Repetitiveness
Sorry if my english is bad.
I am using the Q5_K_M version and this model is doing extremely good with low context, but it repeat itself more and more as context gets closer and closer to 6k tokens. And when it reaches this limit it starts repeating itself a lot, even when it's out of context (it copy pastes the previous responses even when it doesn't relate to the last input), and it's no longer creative.
Even with a repetition penalty of 1.5, I cannot get rid of the repetitions.
Is this a problem of Mixtral models in general?
Hello, it's a problem of Mixtral in general AND our model can make it worse in some way if you don't adapt your setting/prompting.
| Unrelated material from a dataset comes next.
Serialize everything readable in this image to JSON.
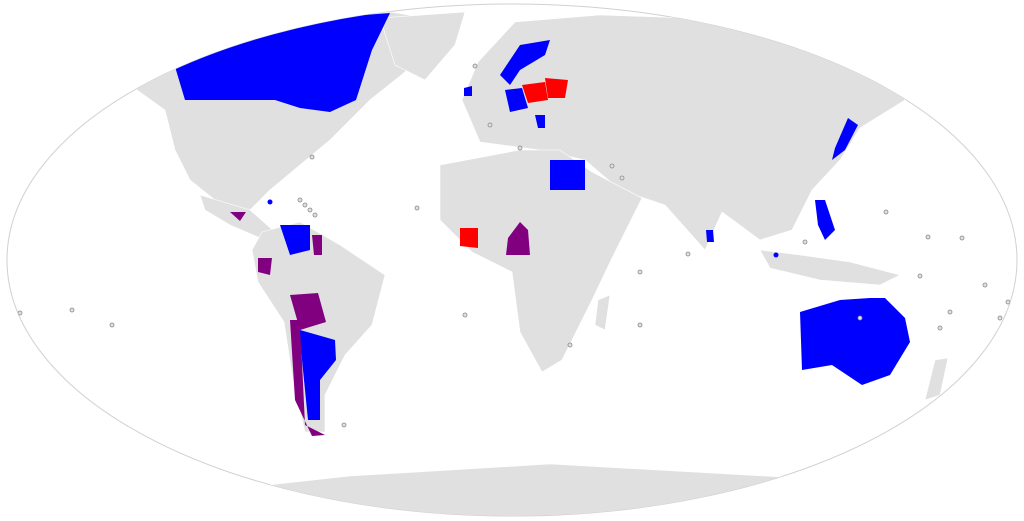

I'm also still not sure if K quant work correctly, could you please use Q5_0 and see if that problem is still too much present?
If others users was able to use it properly, you will be able too haha, let's see why it doing that.
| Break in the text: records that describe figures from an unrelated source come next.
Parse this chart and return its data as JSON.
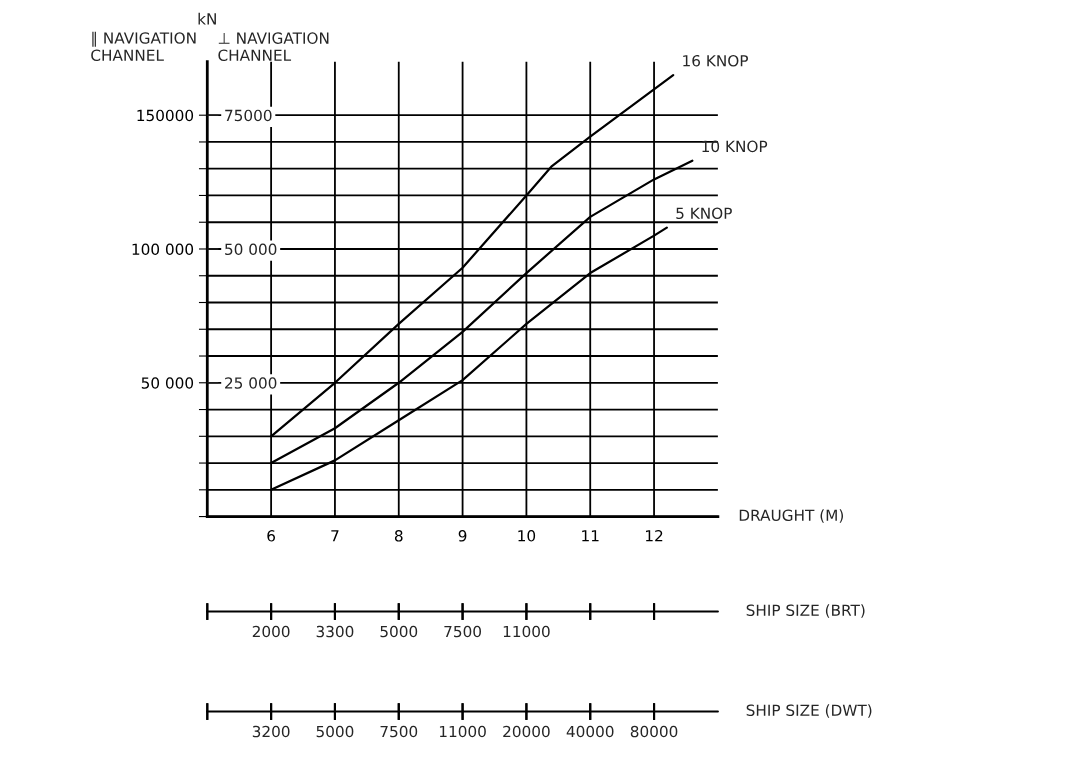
{
  "chart_data": {
    "type": "line",
    "xlabel": "DRAUGHT (M)",
    "ylabel": "∥ NAVIGATION\nCHANNEL",
    "y2label": "⊥ NAVIGATION\nCHANNEL",
    "annotations": [
      "kN",
      "SHIP SIZE (BRT)",
      "2000",
      "3300",
      "5000",
      "7500",
      "11000",
      "SHIP SIZE (DWT)",
      "3200",
      "5000",
      "7500",
      "11000",
      "20000",
      "40000",
      "80000"
    ],
    "series": [
      {
        "name": "16 KNOP",
        "color": "#000000",
        "x": [
          6,
          7,
          8,
          9,
          10,
          10.4,
          11,
          12.3
        ],
        "values": [
          30000,
          50000,
          72000,
          93000,
          120000,
          131000,
          142000,
          165000
        ]
      },
      {
        "name": "10 KNOP",
        "color": "#000000",
        "x": [
          6,
          7,
          8,
          9,
          10,
          11,
          12,
          12.6
        ],
        "values": [
          20000,
          33000,
          50000,
          69000,
          91000,
          112000,
          126000,
          133000
        ]
      },
      {
        "name": "5 KNOP",
        "color": "#000000",
        "x": [
          6,
          7,
          8,
          9,
          10,
          11,
          12,
          12.2
        ],
        "values": [
          10000,
          21000,
          36000,
          51000,
          72000,
          91000,
          105000,
          108000
        ]
      }
    ],
    "xlim": [
      5,
      13
    ],
    "xticks": [
      6,
      7,
      8,
      9,
      10,
      11,
      12
    ],
    "ylim": [
      0,
      170000
    ],
    "yticks": [
      {
        "value": 0,
        "label": null
      },
      {
        "value": 10000,
        "label": null
      },
      {
        "value": 20000,
        "label": null
      },
      {
        "value": 30000,
        "label": null
      },
      {
        "value": 40000,
        "label": null
      },
      {
        "value": 50000,
        "label": "50 000"
      },
      {
        "value": 60000,
        "label": null
      },
      {
        "value": 70000,
        "label": null
      },
      {
        "value": 80000,
        "label": null
      },
      {
        "value": 90000,
        "label": null
      },
      {
        "value": 100000,
        "label": "100 000"
      },
      {
        "value": 110000,
        "label": null
      },
      {
        "value": 120000,
        "label": null
      },
      {
        "value": 130000,
        "label": null
      },
      {
        "value": 140000,
        "label": null
      },
      150000
    ],
    "y2lim": [
      0,
      85000
    ],
    "y2ticks": [
      {
        "value": 25000,
        "label": "25 000"
      },
      {
        "value": 50000,
        "label": "50 000"
      },
      75000
    ],
    "tick_labels": true,
    "grid": true,
    "legend": false
  }
}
I'm so stupid I just realised that I was using "Noromaid-v0.1-mixtral-8x7b.q5_k_m.gguf" and not "Noromaid-v0.1-mixtral-8x7b-Instruct-v3.q5_k_m.gguf". I downloaded the "Instruct" version and it doesn't repeat itself, or at least with the few tests I made.
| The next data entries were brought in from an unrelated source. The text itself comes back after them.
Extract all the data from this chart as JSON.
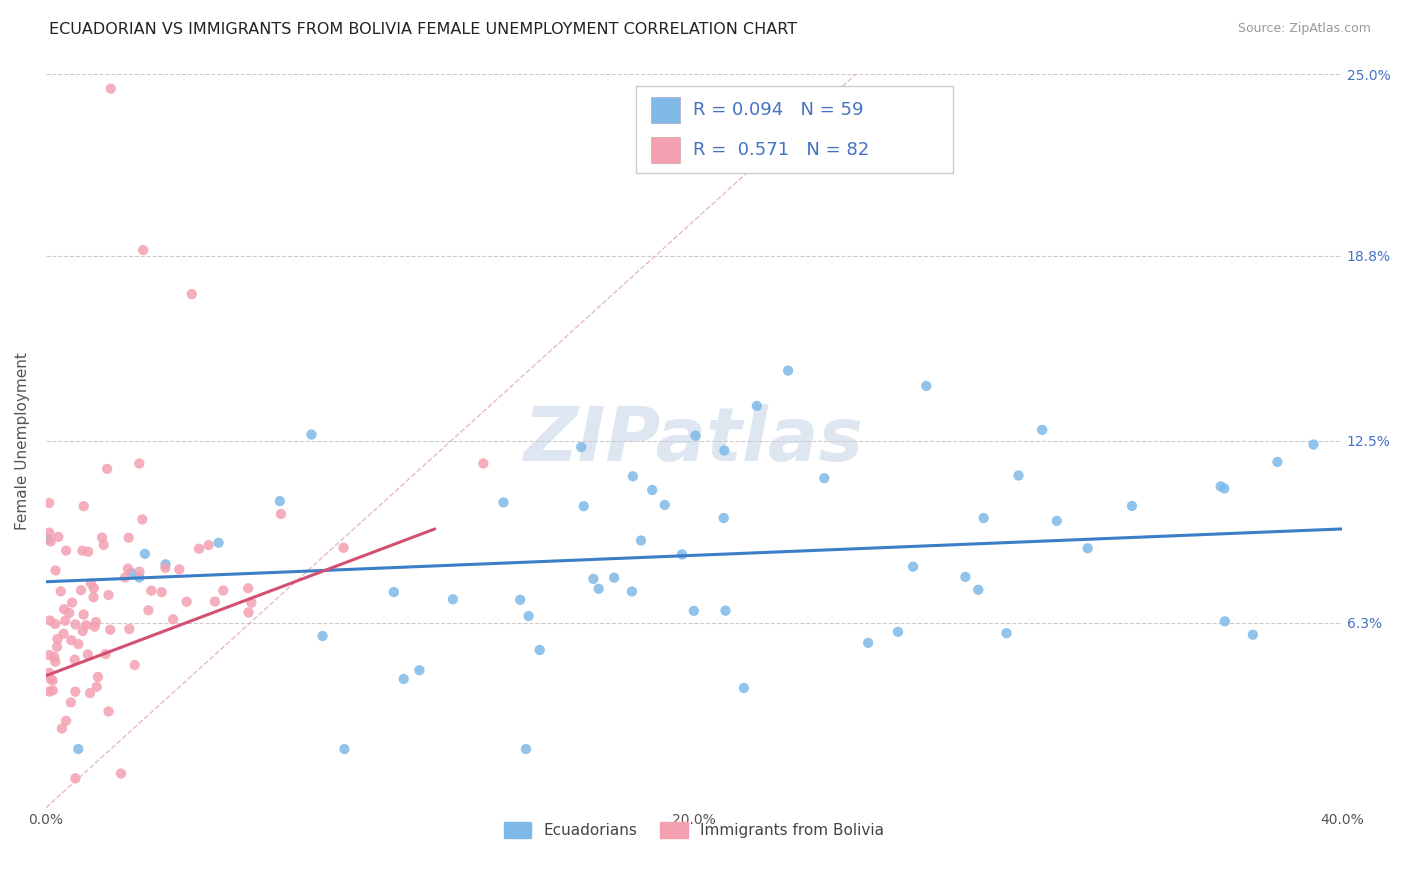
{
  "title": "ECUADORIAN VS IMMIGRANTS FROM BOLIVIA FEMALE UNEMPLOYMENT CORRELATION CHART",
  "source": "Source: ZipAtlas.com",
  "ylabel": "Female Unemployment",
  "watermark": "ZIPatlas",
  "r_ecuadorian": 0.094,
  "n_ecuadorian": 59,
  "r_bolivia": 0.571,
  "n_bolivia": 82,
  "xlim": [
    0.0,
    0.4
  ],
  "ylim": [
    0.0,
    0.25
  ],
  "yticks": [
    0.063,
    0.125,
    0.188,
    0.25
  ],
  "ytick_labels": [
    "6.3%",
    "12.5%",
    "18.8%",
    "25.0%"
  ],
  "xticks": [
    0.0,
    0.1,
    0.2,
    0.3,
    0.4
  ],
  "xtick_labels": [
    "0.0%",
    "",
    "20.0%",
    "",
    "40.0%"
  ],
  "color_ecuadorian": "#7EB9E8",
  "color_bolivia": "#F4A0B0",
  "trendline_ecuadorian": "#3A7EC8",
  "trendline_bolivia": "#D45070",
  "background_color": "#FFFFFF",
  "grid_color": "#CCCCCC",
  "legend_label_1": "Ecuadorians",
  "legend_label_2": "Immigrants from Bolivia"
}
I'm so stupid I just realised that I was using "Noromaid-v0.1-mixtral-8x7b.q5_k_m.gguf" and not "Noromaid-v0.1-mixtral-8x7b-Instruct-v3.q5_k_m.gguf". I downloaded the "Instruct" version and it doesn't repeat itself, or at least with the few tests I made.
Glad the issue what somewhat fixed then, report if you see others issueswith the Instruct model!